= Neuropoiesis =

Neuropoiesis is the process by which neural stem cells differentiate to form mature neurons, astrocytes, and oligodendrocytes in the adult mammal. This process is also referred to as adult neurogenesis.

==History==
While rapid neurogenesis was known to occur in the early stages of life, the production and differentiation of neural stem cells was believed to cease upon maturity. This belief was overturned in the 1960s by the work of Joseph Altman. Using injections of thymidine-H^{3} to label the nuclei of dividing cells, Altman was able to use autoradiography to determine a neuronal birthdate for each cell in a rat's brain. This research revealed some degree of adult neurogenesis in the hippocampus and olfactory bulb of rats, and paved the way for the possibility of neuropoiesis in the adult mammalian brain.

Following Altman's work, thymidine-H^{3} injections were used to examine the brains of a variety of other species. In the late 1970s Steven Goldman used this technique to examine the vocal control centers of songbirds, and he found widespread evidence of adult neurogenesis in this area of a canary's brain. Subsequent studies by Goldman and others revealed the precise mechanisms for neuronal cell differentiation and migration in adult songbirds, and, along with studies done in fish and other species, laid the groundwork for the study of neuropoiesis in humans.

==Neuropoietic areas in the human brain==
The most recognized initial sites of neuropoiesis ending with neurons in adults are the subventricular zone (SVZ), the thin layer of cells just beneath the surface of the lateral ventricles of the brain, and the dentate gyrus of the hippocampus. Neural precursor cells in the human SVZ are known to yield offspring which can then produce glial cells or even migrate and form new neurons in specific areas such as the mammalian olfactory bulb.

==Mechanisms of neuropoiesis==
Although the exact chemical signaling pathways which regulate Neuropoiesis are still poorly understood, there have been some recent advances in this field.

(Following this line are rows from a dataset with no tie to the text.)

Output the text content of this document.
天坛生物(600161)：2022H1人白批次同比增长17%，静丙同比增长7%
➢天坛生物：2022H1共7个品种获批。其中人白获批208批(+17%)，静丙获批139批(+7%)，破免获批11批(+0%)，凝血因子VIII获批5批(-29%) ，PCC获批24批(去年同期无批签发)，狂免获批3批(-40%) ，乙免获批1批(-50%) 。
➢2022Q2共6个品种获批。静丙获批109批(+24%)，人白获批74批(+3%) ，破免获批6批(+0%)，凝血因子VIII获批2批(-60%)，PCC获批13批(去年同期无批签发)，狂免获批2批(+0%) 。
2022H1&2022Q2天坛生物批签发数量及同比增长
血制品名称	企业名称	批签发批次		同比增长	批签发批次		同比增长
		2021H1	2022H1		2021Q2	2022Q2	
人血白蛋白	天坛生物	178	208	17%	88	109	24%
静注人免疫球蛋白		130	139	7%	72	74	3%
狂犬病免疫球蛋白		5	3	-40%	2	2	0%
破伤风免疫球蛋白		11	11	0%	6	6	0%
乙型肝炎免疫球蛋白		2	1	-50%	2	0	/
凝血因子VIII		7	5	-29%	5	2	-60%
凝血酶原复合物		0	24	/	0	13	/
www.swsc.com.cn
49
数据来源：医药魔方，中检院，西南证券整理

Hematopoiesis, the differentiation of stem cells in the bone marrow to form blood cells, is a comparatively well studied phenomenon, and the study of hematopoiesis has yielded some insight into the mechanisms of neuropoiesis. Several developmental genes (e.g. Notch, Delta, neurogenin, neuregulin, OCT, Presenilin) growth factors (e.g. epidermal growth factor, NGF, brain-derived neurotrophic factor), and extracellular matrix proteins (e.g. tenascin, CD34) have been linked to the mechanisms of neuropoiesis. Many of these factors were originally identified as involved in hematopoiesis, but have since been found in neuropoetic cells in the SVZ.

==Research applications==
While a full understanding of neuropoiesis is still some time away, there are numerous applications for this research. A complete understanding of the mechanisms for neural differentiation and proliferation could prove to be crucial to the treatment of neurodegenerative diseases. Towards this end, many researchers are attempting to control the differentiation and proliferation of neural stem cells in vivo by altering the expression of key genes such as presenilins and the sonic hedgehog pathway.